As new development becomes more challenging, economy and midscale extended-stay hotels become more appealing because of the long-term demand for these hotels, Brunt said. In many cases, these hotels become a type of housing for people. It adds stability to Noble’s investment strategy because it’s a dependable revenue-generating business.
“That’s due to the high occupancies that are achieved by these types of assets in the growth-oriented markets,” he said.
Patel said with each potential hotel development, he considers the underlying real estate — the location, the market itself, what competitive advantage Peachtree would have and whether it’s aligned with the right brand.
Peachtree focuses on hotels in the middle range of the chain scale, so essentially no full-service, 300-room convention center hotels and no economy hotels, he said.
Peachtree executives plan to pause for a few months on new hotel development until there’s some stability in pricing, and to assess how the market reacts to interest rates increases, he said.
Brunt said he hopes for a more-stabilized development process, similar to before the pandemic when it was possible to build a hotel in 12 months and have the FF&E (furniture, fixtures and equipment) ready to go.
It has become much more difficult to predict the hard cost inputs and the project schedule for both new-build and renovation projects, Turner said. Both the reduced availability and the increased cost of debt have added to the other financial feasibility challenges.
“We expect that lenders will begin reevaluating their position early in 2023, but I imagine that they will only pursue A-plus projects with a low-risk position,” he said.
Development Strategies
Noble targets growth-oriented markets across the U.S. for new development, Brunt said. Roughly 20% of its equity goes to ground-up development.
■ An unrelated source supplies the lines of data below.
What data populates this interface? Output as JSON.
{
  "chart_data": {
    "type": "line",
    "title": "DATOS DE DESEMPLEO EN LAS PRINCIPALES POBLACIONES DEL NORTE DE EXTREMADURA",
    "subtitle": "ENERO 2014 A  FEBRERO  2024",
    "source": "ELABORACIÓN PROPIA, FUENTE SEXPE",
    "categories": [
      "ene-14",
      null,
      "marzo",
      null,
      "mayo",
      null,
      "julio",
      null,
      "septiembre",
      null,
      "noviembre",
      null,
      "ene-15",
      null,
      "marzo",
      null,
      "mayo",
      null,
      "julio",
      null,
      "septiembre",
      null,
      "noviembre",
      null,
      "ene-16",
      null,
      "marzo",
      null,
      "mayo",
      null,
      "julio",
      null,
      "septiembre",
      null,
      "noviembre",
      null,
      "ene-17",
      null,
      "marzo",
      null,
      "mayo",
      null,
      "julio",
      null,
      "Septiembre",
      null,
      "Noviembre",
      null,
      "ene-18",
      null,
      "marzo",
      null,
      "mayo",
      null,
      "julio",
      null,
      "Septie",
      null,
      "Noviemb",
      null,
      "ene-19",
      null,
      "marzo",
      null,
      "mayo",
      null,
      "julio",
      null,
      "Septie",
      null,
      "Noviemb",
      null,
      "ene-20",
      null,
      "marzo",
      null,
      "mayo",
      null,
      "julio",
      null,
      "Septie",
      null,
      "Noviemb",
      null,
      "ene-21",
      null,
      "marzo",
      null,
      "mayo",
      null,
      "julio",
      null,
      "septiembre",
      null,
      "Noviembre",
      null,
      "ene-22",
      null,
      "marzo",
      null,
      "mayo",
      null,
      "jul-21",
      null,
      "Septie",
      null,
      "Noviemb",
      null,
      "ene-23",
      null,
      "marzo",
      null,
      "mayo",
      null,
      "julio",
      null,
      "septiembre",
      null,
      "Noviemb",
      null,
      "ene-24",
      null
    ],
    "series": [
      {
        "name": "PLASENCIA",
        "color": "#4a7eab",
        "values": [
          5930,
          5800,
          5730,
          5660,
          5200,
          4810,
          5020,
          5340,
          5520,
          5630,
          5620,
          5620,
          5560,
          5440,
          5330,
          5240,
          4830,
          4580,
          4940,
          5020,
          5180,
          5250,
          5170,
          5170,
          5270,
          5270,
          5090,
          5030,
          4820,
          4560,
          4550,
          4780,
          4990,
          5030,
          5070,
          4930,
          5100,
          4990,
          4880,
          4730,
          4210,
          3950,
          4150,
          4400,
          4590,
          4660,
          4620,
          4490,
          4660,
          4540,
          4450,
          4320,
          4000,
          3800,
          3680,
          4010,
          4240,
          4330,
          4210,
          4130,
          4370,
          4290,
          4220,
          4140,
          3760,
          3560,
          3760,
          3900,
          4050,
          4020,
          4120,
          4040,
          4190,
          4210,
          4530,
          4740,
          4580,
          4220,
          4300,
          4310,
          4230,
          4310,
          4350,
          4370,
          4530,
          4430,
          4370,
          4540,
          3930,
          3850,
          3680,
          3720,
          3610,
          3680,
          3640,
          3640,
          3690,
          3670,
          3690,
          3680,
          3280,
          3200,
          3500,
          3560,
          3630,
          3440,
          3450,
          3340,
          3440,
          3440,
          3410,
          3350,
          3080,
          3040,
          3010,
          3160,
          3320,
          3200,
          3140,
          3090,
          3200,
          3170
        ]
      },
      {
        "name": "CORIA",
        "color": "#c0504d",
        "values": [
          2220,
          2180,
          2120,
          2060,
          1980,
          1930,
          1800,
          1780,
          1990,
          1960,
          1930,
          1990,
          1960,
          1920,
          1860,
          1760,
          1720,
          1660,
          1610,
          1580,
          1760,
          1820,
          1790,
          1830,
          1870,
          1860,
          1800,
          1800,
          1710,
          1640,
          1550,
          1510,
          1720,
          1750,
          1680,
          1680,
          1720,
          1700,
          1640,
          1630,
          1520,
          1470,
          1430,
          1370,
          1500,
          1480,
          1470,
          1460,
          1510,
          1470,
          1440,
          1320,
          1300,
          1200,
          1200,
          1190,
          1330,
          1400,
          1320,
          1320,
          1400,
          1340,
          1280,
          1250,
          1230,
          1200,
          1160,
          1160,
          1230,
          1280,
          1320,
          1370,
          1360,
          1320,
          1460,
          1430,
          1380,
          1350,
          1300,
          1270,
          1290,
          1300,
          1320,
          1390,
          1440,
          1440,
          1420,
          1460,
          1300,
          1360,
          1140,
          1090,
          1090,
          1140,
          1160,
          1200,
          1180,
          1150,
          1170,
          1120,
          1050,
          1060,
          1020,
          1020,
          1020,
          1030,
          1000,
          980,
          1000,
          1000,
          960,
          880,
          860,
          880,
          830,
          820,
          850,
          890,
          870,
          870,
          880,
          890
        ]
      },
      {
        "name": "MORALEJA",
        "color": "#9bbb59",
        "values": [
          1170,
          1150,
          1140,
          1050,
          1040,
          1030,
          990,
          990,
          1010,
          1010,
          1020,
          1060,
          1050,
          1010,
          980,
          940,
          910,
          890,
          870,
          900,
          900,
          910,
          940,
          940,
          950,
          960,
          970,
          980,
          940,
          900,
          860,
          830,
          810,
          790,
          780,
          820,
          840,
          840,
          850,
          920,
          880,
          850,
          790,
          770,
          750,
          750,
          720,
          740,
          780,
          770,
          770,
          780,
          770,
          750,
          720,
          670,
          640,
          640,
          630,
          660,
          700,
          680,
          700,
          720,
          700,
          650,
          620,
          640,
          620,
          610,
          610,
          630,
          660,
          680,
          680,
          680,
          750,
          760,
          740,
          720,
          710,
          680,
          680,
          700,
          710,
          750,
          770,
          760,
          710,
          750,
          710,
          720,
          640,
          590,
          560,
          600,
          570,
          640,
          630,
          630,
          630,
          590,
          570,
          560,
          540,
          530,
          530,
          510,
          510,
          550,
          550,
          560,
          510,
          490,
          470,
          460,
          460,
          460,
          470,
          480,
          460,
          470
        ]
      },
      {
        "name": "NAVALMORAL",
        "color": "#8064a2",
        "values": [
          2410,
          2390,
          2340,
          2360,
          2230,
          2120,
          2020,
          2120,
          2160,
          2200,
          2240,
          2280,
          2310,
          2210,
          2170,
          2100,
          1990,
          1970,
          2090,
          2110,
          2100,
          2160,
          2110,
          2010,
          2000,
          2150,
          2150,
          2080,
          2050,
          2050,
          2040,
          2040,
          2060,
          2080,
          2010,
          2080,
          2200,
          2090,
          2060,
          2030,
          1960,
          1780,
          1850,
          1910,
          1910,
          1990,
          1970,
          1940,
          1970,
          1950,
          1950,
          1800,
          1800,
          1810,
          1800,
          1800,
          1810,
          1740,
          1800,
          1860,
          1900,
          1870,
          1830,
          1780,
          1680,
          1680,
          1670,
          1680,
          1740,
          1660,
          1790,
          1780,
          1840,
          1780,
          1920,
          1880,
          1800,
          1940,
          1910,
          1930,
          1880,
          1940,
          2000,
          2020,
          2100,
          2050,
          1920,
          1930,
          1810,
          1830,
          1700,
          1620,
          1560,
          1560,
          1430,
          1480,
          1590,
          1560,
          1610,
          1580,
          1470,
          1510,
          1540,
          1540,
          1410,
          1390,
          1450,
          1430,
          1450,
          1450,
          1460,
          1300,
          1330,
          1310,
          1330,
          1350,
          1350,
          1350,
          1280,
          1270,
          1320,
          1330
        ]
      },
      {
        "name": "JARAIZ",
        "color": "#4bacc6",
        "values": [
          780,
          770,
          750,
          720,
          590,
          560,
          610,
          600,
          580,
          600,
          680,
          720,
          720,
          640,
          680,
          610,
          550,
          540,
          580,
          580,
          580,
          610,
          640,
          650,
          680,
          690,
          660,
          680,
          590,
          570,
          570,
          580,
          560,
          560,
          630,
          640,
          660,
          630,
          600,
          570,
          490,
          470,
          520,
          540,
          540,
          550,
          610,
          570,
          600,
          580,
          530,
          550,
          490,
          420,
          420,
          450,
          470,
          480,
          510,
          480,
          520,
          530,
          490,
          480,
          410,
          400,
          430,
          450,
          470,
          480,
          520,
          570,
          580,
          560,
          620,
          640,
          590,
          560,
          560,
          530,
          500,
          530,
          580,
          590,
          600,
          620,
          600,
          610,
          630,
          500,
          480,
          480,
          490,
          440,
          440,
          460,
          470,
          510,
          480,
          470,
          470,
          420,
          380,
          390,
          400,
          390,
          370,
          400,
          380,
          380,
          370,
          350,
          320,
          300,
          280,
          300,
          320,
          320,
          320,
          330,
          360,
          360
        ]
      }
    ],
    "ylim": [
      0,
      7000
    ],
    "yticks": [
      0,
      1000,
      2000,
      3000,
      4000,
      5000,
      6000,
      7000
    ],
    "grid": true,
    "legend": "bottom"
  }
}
Its projects in development this year include a hotel in Savannah, Georgia, and one set to break ground in San Diego.
Hotel prognosticators expect new supply to stay down compared to industry averages, and Noble has the advantages of access to equity and debt capital, its brand relationships and its long-term commitments to developing in the right markets at the right time, he said.
“We feel like we have an advantage that will give us perhaps greater opportunity with less competition as we head into a different cycle of the broader marketplace,” he said.
Peachtree is confident about the projects it has under construction and on the path to opening, Patel said. The challenge will be getting financing on any new projects for the foreseeable future. In the meantime, the company plans to focus on its existing portfolio, pruning it and reinvesting capital.
“We've got about 25 to 30 renovation projects as well, so our goal is to make those into a new-type hotel and feel so that it can compete with any new supply that we're facing in markets where we're not building,” he said.
It helps existing hotels that there’s almost no new supply coming in, Patel said. Still, Peachtree is going to continue to move forward because of the markets it’s entering with trusted product types.
“We’ve also got lower leverage, which probably allows us to obtain that financing whereas a lot of people like to leverage the project up, so that's another different category in itself,” he said.
OTO Development is still pursuing new opportunities for development and acquisition, Turner said.
“While there are fewer viable opportunities in our windshield today given the economic challenges, we will be ready to move on any viable project that fits our model,” he said.
OTO Development prefers to invest in locations with bright futures and strong hotel performance fundamentals, Turner said. For example, the company has favored Sun Belt markets with leisure-driven demand profiles for several years.
“We want to invest in places to which people and jobs are moving, and that are relatively friendly to new investment but have some barriers against oversupply,” he said. “These factors provide some market upside direction and protection on the downside.”